What if Sunstar doesn't let you stay? Sedgepounce asks, as if Thriftfeather wasn't capable of worrying himself into a frenzy over the very same thought.

"Sootspot had—he was nice enough to offer to kill me, should that happen," It's a deflection and sounds too snide to his own ears to sound fully like himself.

In truth: Thriftfeather doesn't want to think about it—doesn't want to share that WindClan had been all that he had up until DuskClan had taken that place. If not WindClan, if not DuskClan, then where was Thriftfeather supposed to go? If nowhere here, then where? The worry creeps into Thriftfeather's expression, regardless of his efforts to the contrary. A tense breath and a moment lapsed in silence passes before Thriftfeather realizes that he wants to offer Sedgepounce a legitimate answer.

"I'm not sure. I guess I would—after that, I guess I'd be a loner, but..." But he doesn't want to be alone and, deeper than that, Thriftfeather knows that he functions under the structure and direction offered by those above him. It doesn't answer where he would go—what he would do. The world is too vast and Thriftfeather's own experience too limited for him to know what would even be possible for himself.

"I was—when—I was too young when I came to WindClan to...to clearly remember before WindClan." What he does remember is too scant and too precious to share. Thriftfeather touches a paw to his torn ear, an idle motion, as he attempts and fails to consider the possibility, "I would—I think—I... I don't know. I would pray Sunstar changes his mind."​
DUSKCLAN DEPUTY ✦ GOLDEN TABBY TOM ✦ 19 MOONS ✦ TAGS
 

He waits, and listens, and it's a calm bit of understanding that has overtaken him. He truly does not know what Sunstar's ultimate decision will be—he's always been distant to Sedgepounce, a figure more than a clanmate. But he is kind, and it already says a lot that he's allowed Thriftfeather this much.

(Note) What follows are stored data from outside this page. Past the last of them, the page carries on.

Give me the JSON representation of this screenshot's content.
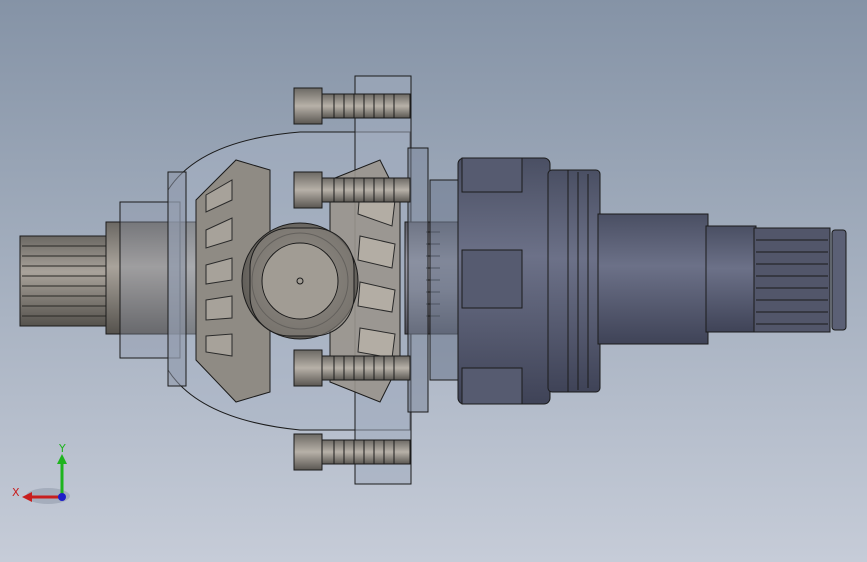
{
  "viewport": {
    "background_top": "#8593a6",
    "background_bottom": "#c6ccd8"
  },
  "model": {
    "shaft_color": "#7d7d8a",
    "housing_color": "#5e6378",
    "gear_color": "#8d8a86",
    "edge_color": "#1b1b1b"
  },
  "triad": {
    "x_label": "X",
    "y_label": "Y",
    "x_color": "#c81e1e",
    "y_color": "#1eb41e",
    "z_color": "#1e1ec8"
  }
}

The nursery is a safety net. Here, Thriftfeather can enjoy the gift of family swaddled in the caccoon of WindClan's safety, all while being condemned for it. But something's gotta give. The nebulous purgatory of his nursery-bound prison can only last so long—even if he's kept here, his children will eventually leave. But Sedgepounce isn't convinced that fatherhood is enough to redeem him. The promise of loyalty, too, is a lackluster reason. If Sunstar's going to let him stay, there needs to be something more.

What, though? He's not sure. And a part of him doesn't care.

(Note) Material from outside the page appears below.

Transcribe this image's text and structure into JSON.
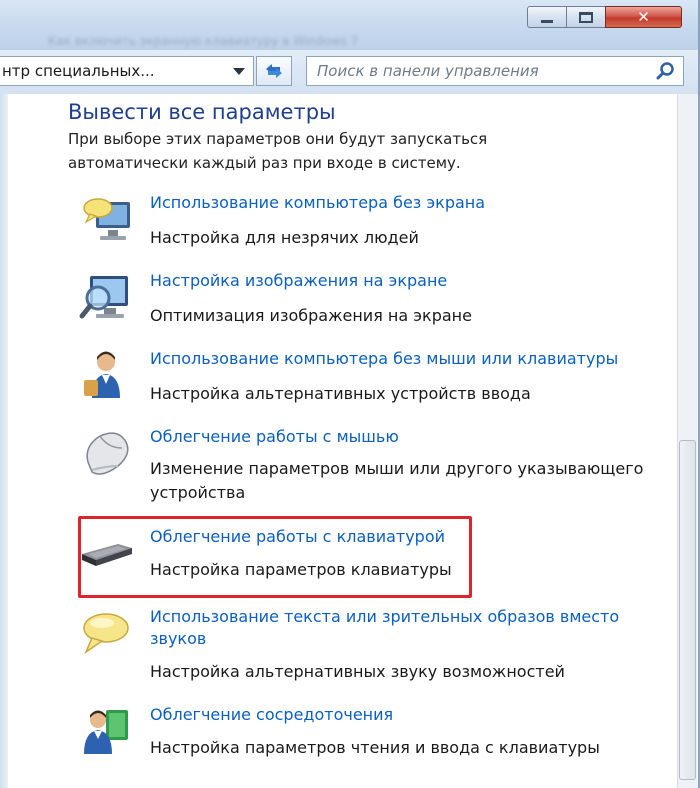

"...I'm sure he did," Sedgepounce mutters dryly. Sootspot wouldn't have cared for Thriftfeather had he been WindClan's most loyal cat from the start, and there's little reason to believe that it's just Thrift's betrayal which has sparked his ire. His eyes drift, for the final time, to the kittens. He wonders what Sootspot would say about them, if asked.

Thriftfeather stumbles over some sad excuse for an answer and Sedgepounce...isn't surprised. He doesn't know what he would do without WindClan either, except to stumble back in whatever way he could. It's exactly what he already had to do.

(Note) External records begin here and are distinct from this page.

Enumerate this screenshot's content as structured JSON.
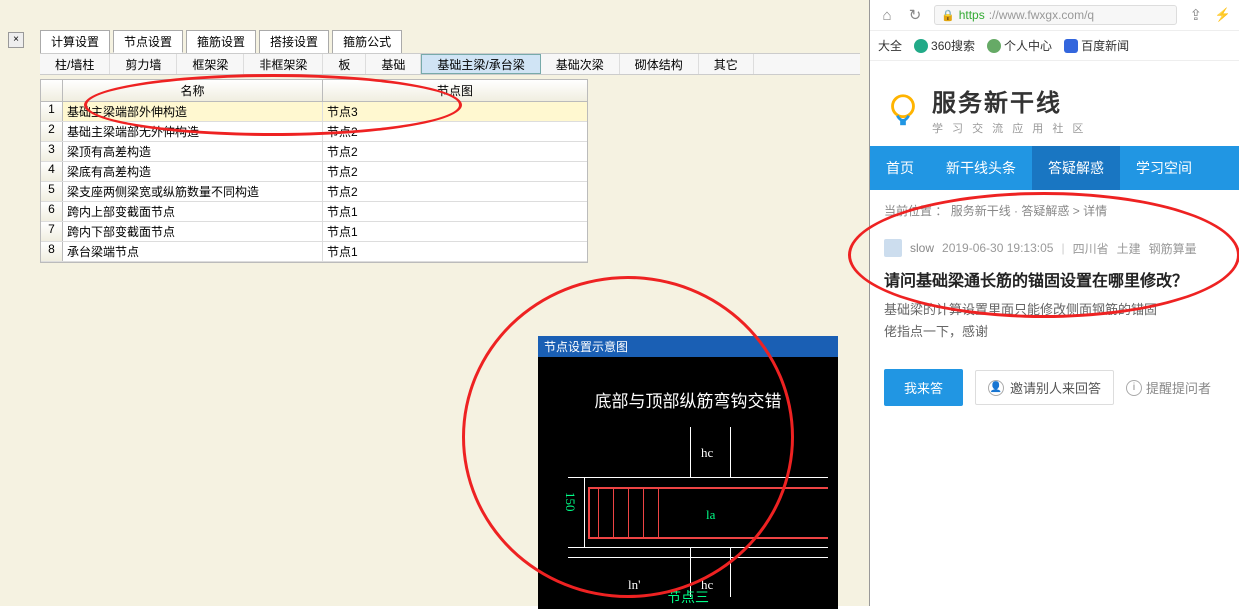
{
  "left_app": {
    "top_tabs": [
      "计算设置",
      "节点设置",
      "箍筋设置",
      "搭接设置",
      "箍筋公式"
    ],
    "top_active": 1,
    "sub_tabs": [
      "柱/墙柱",
      "剪力墙",
      "框架梁",
      "非框架梁",
      "板",
      "基础",
      "基础主梁/承台梁",
      "基础次梁",
      "砌体结构",
      "其它"
    ],
    "sub_active": 6,
    "cols": {
      "name": "名称",
      "img": "节点图"
    },
    "rows": [
      {
        "n": "1",
        "name": "基础主梁端部外伸构造",
        "img": "节点3"
      },
      {
        "n": "2",
        "name": "基础主梁端部无外伸构造",
        "img": "节点2"
      },
      {
        "n": "3",
        "name": "梁顶有高差构造",
        "img": "节点2"
      },
      {
        "n": "4",
        "name": "梁底有高差构造",
        "img": "节点2"
      },
      {
        "n": "5",
        "name": "梁支座两侧梁宽或纵筋数量不同构造",
        "img": "节点2"
      },
      {
        "n": "6",
        "name": "跨内上部变截面节点",
        "img": "节点1"
      },
      {
        "n": "7",
        "name": "跨内下部变截面节点",
        "img": "节点1"
      },
      {
        "n": "8",
        "name": "承台梁端节点",
        "img": "节点1"
      }
    ]
  },
  "diagram": {
    "title": "节点设置示意图",
    "top_text": "底部与顶部纵筋弯钩交错",
    "label_hc1": "hc",
    "label_hc2": "hc",
    "label_ln": "ln'",
    "label_la": "la",
    "label_150": "150",
    "bottom_text": "节点三"
  },
  "browser": {
    "url_prefix": "https",
    "url_host": "://www.fwxgx.com/q",
    "bookmarks_dq": "大全",
    "bookmarks": [
      "360搜索",
      "个人中心",
      "百度新闻"
    ],
    "logo_main": "服务新干线",
    "logo_sub": "学 习 交 流 应 用 社 区",
    "nav": [
      "首页",
      "新干线头条",
      "答疑解惑",
      "学习空间"
    ],
    "nav_active": 2,
    "breadcrumb_prefix": "当前位置 ：",
    "breadcrumb": [
      "服务新干线",
      "答疑解惑",
      "详情"
    ],
    "post": {
      "author": "slow",
      "time": "2019-06-30 19:13:05",
      "region": "四川省",
      "cat1": "土建",
      "cat2": "钢筋算量",
      "title": "请问基础梁通长筋的锚固设置在哪里修改？",
      "body_l1": "基础梁的计算设置里面只能修改侧面钢筋的锚固",
      "body_l2": "佬指点一下，感谢"
    },
    "answer_btn": "我来答",
    "invite": "邀请别人来回答",
    "remind": "提醒提问者"
  }
}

Does Thriftfeather know? The thought strikes him briefly. Does he know what Sedgepounce endured under Sootstar's total regime? How Snakehiss...How the river took him away, how he clawed his way all the way back, how he never turned against his own clan for some tyrant? How he didn't even have family to come back to? He never got the chance to choose the right side, but he would've. He would've.

It doesn't matter if he does. Sedgepounce is nothing in a machine of ever-spinning cogs and spokes. He isn't even sure why he's remembering it all now, but...it burns, a little, to imagine Thriftfeather enjoying the safety and splendor of family and kinship just because he wants it, now. Even after fighting against it. Even when Sedgepounce was never able to fight for it.

"I pray you mean it, for everyone's sake," he murmurs. He means it. Everyone's lives would be better if Thriftfeather could just hold onto whatever sentiments he has now, finally holding some scrap of loyalty—if not for WindClan, then for his family. But a part of Sedgepounce fears that whatever scrap of naivety within him got washed away by the river, so he doesn't indulge himself on the failures of hope.

Finally, Sedgepounce steps for the door. "Eat well," he says, longing for the peace of the sunwarmed pool, before he slips from the nursery's heather-lined exit and disappears into the light.